Yesterday I tried yet another vegetarian recipe! I spotted this one on wholeliving.comand it looked amazing and super healthy so I had to give it  try.  


  • 3/4 cup black rice
  • 1 1/2 cups water
  • 1 bunch spinach, large stems removed and rinsed
  • 3 tablespoons vegetable oil
  • 2 cloves garlic, minced
  • 3 tablespoons finely chopped fresh ginger
  • 3 scallions, thinly sliced, white and green parts separated
  • 1 pound extra-firm tofu, cut into six 1/2-inch-thick rectangles
  • 1 tablespoon Sriracha sauce (I used a little soy sauce, hoisin sauce and thai chili paste instead – Thats what I had in the fridge)

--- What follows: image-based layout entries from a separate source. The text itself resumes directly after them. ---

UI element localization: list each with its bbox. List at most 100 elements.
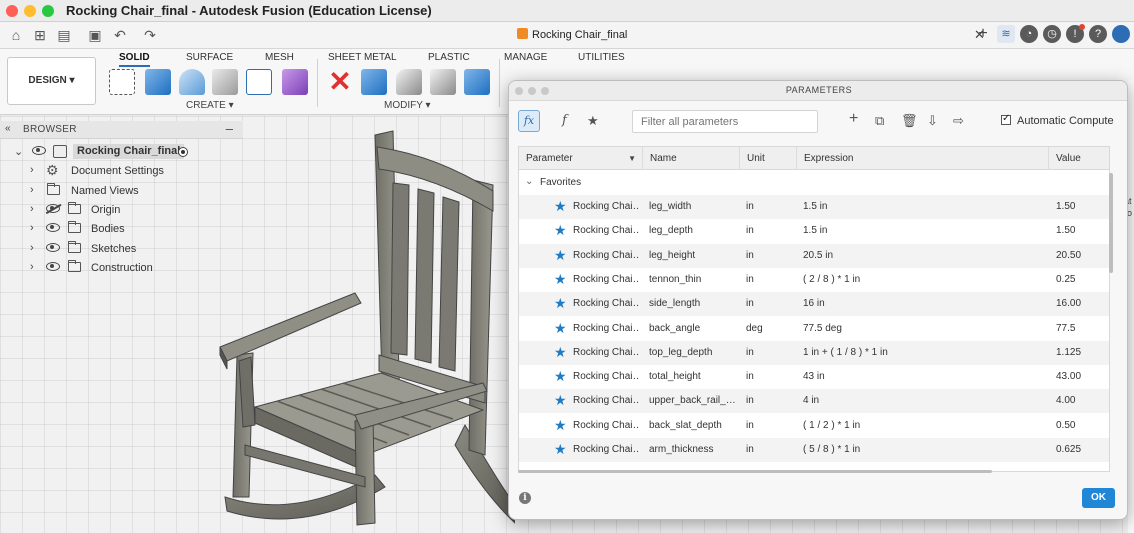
grid-icon[interactable]: ⊞ [32,27,48,43]
cell-expression[interactable]: 4 in [803,395,1043,406]
user-parameters-icon[interactable]: 𝑓 [562,113,567,128]
delete-icon[interactable]: 🗑 [901,113,918,129]
visibility-eye-icon[interactable] [46,243,60,252]
create-menu[interactable]: CREATE ▾ [186,100,234,111]
favorite-star-icon[interactable]: ★ [554,222,567,238]
table-row[interactable]: ★ Rocking Chai… back_angle deg 77.5 deg 77.5 [519,316,1109,341]
browser-item-document-settings[interactable]: › ⚙ Document Settings [0,162,243,181]
home-icon[interactable]: ⌂ [8,27,24,43]
favorite-star-icon[interactable]: ★ [554,441,567,457]
new-tab-icon[interactable]: + [974,25,992,43]
favorite-star-icon[interactable]: ★ [554,344,567,360]
browser-item-sketches[interactable]: › Sketches [0,240,243,259]
table-row[interactable]: ★ Rocking Chai… side_length in 16 in 16.00 [519,292,1109,317]
info-icon[interactable]: i [519,492,531,504]
activate-component-radio[interactable] [178,147,188,157]
revolve-icon[interactable] [179,69,205,95]
cell-expression[interactable]: ( 1 / 2 ) * 1 in [803,420,1043,431]
browser-root-item[interactable]: ⌄ Rocking Chair_final [0,143,243,162]
table-row[interactable]: ★ Rocking Chai… leg_depth in 1.5 in 1.50 [519,219,1109,244]
cell-expression[interactable]: 1 in + ( 1 / 8 ) * 1 in [803,347,1043,358]
workspace-dropdown[interactable]: DESIGN ▾ [7,57,96,105]
import-icon[interactable]: ⇩ [927,113,938,129]
cell-expression[interactable]: ( 2 / 8 ) * 1 in [803,274,1043,285]
cell-expression[interactable]: 20.5 in [803,250,1043,261]
table-row[interactable]: ★ Rocking Chai… top_leg_depth in 1 in + ( 1 … [519,340,1109,365]
cell-expression[interactable]: 1.5 in [803,201,1043,212]
document-tab[interactable]: Rocking Chair_final [517,28,627,41]
automatic-compute-checkbox[interactable]: Automatic Compute [1001,113,1114,127]
data-panel-icon[interactable]: ≋ [997,25,1015,43]
press-pull-icon[interactable] [361,69,387,95]
undo-icon[interactable]: ↶ [112,27,128,43]
export-icon[interactable]: ⇨ [953,113,964,129]
redo-icon[interactable]: ↷ [142,27,158,43]
collapse-browser-icon[interactable]: « [5,123,11,134]
table-row[interactable]: ★ Rocking Chai… upper_back_rail_… in 4 in 4.0… [519,389,1109,414]
help-icon[interactable]: ? [1089,25,1107,43]
chevron-right-icon[interactable]: › [30,242,34,254]
chevron-right-icon[interactable]: › [30,164,34,176]
tab-plastic[interactable]: PLASTIC [428,52,470,63]
fx-parameters-icon[interactable]: fx [518,110,540,132]
minimize-window-button[interactable] [24,5,36,17]
copy-icon[interactable]: ⧉ [875,113,884,129]
pattern-icon[interactable] [246,69,272,95]
add-parameter-icon[interactable]: + [849,110,858,128]
chevron-right-icon[interactable]: › [30,203,34,215]
browser-item-origin[interactable]: › Origin [0,201,243,220]
visibility-eye-icon[interactable] [46,223,60,232]
favorite-star-icon[interactable]: ★ [554,368,567,384]
sort-dropdown-icon[interactable]: ▼ [628,147,636,170]
tab-surface[interactable]: SURFACE [186,52,233,63]
table-row[interactable]: ★ Rocking Chai… tennon_thin in ( 2 / 8 ) * 1… [519,267,1109,292]
file-icon[interactable]: ▤ [56,27,72,43]
favorite-star-icon[interactable]: ★ [554,320,567,336]
modify-menu[interactable]: MODIFY ▾ [384,100,431,111]
job-status-icon[interactable]: ◷ [1043,25,1061,43]
ok-button[interactable]: OK [1082,488,1115,508]
cell-expression[interactable]: 1.5 in [803,225,1043,236]
browser-item-bodies[interactable]: › Bodies [0,220,243,239]
online-status-icon[interactable]: ◔ [1020,25,1038,43]
hidden-eye-icon[interactable] [46,204,60,213]
fillet-icon[interactable] [396,69,422,95]
column-value[interactable]: Value [1049,147,1109,170]
zoom-window-button[interactable] [42,5,54,17]
chevron-down-icon[interactable]: ⌄ [14,145,23,158]
favorite-star-icon[interactable]: ★ [554,417,567,433]
shell-icon[interactable] [430,69,456,95]
hole-icon[interactable] [212,69,238,95]
notifications-icon[interactable]: ! [1066,24,1085,43]
chevron-right-icon[interactable]: › [30,222,34,234]
chevron-down-icon[interactable]: ⌄ [525,176,533,187]
create-form-icon[interactable] [282,69,308,95]
table-row[interactable]: ★ Rocking Chai… leg_height in 20.5 in 20.50 [519,243,1109,268]
create-sketch-icon[interactable] [109,69,135,95]
delete-icon[interactable]: ✕ [327,68,353,96]
cell-expression[interactable]: 43 in [803,371,1043,382]
table-row[interactable]: ★ Rocking Chai… back_slat_depth in ( 1 / 2 )… [519,413,1109,438]
dialog-titlebar[interactable]: PARAMETERS [509,81,1127,101]
column-expression[interactable]: Expression [797,147,1049,170]
browser-item-named-views[interactable]: › Named Views [0,182,243,201]
vertical-scrollbar[interactable] [1109,173,1113,273]
save-icon[interactable]: ▣ [87,27,103,43]
visibility-eye-icon[interactable] [46,262,60,271]
cell-expression[interactable]: 16 in [803,298,1043,309]
browser-item-construction[interactable]: › Construction [0,259,243,278]
column-parameter[interactable]: Parameter ▼ [519,147,643,170]
favorites-star-icon[interactable]: ★ [587,113,599,129]
tab-utilities[interactable]: UTILITIES [578,52,625,63]
column-name[interactable]: Name [643,147,740,170]
filter-parameters-input[interactable] [632,110,818,133]
checkbox-icon[interactable] [1001,113,1011,125]
extrude-icon[interactable] [145,69,171,95]
favorite-star-icon[interactable]: ★ [554,198,567,214]
account-icon[interactable] [1112,25,1130,43]
close-window-button[interactable] [6,5,18,17]
table-row[interactable]: ★ Rocking Chai… leg_width in 1.5 in 1.50 [519,195,1109,219]
favorite-star-icon[interactable]: ★ [554,392,567,408]
tab-solid[interactable]: SOLID [119,52,150,67]
cell-expression[interactable]: ( 5 / 8 ) * 1 in [803,444,1043,455]
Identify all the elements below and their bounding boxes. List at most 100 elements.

  • Lime wedges, for serving
  • *I also added some fresh green beans as well!


  1. Bring rice and water to a boil in a small saucepan. Reduce to a simmer, cover, and cook until rice is tender and liquid is absorbed, about 45 minutes. Let stand 5 minutes. Fluff with a fork and set aside.
  2. Steam spinach, covered, in 1 tablespoon oil over medium-high heat for 2 minutes; set aside. Saute garlic, ginger, and scallion whites in remaining oil until fragrant, about 1 minute. I added my green beans to the garlic, ginger and scallion whites and satteed for a bit and set it saide.  Add tofu and Sriracha and cook until tofu is golden, about 6 minutes per side. Remove and set aside.
  3. Add rice to skillet and cook over medium-high heat until crisp, about 2 minutes. Serve with spinach, green beans and tofu. Garnish with scallion greens and serve with lime.
This was great! If you don't eat Tofu you can substitute for chicken breast.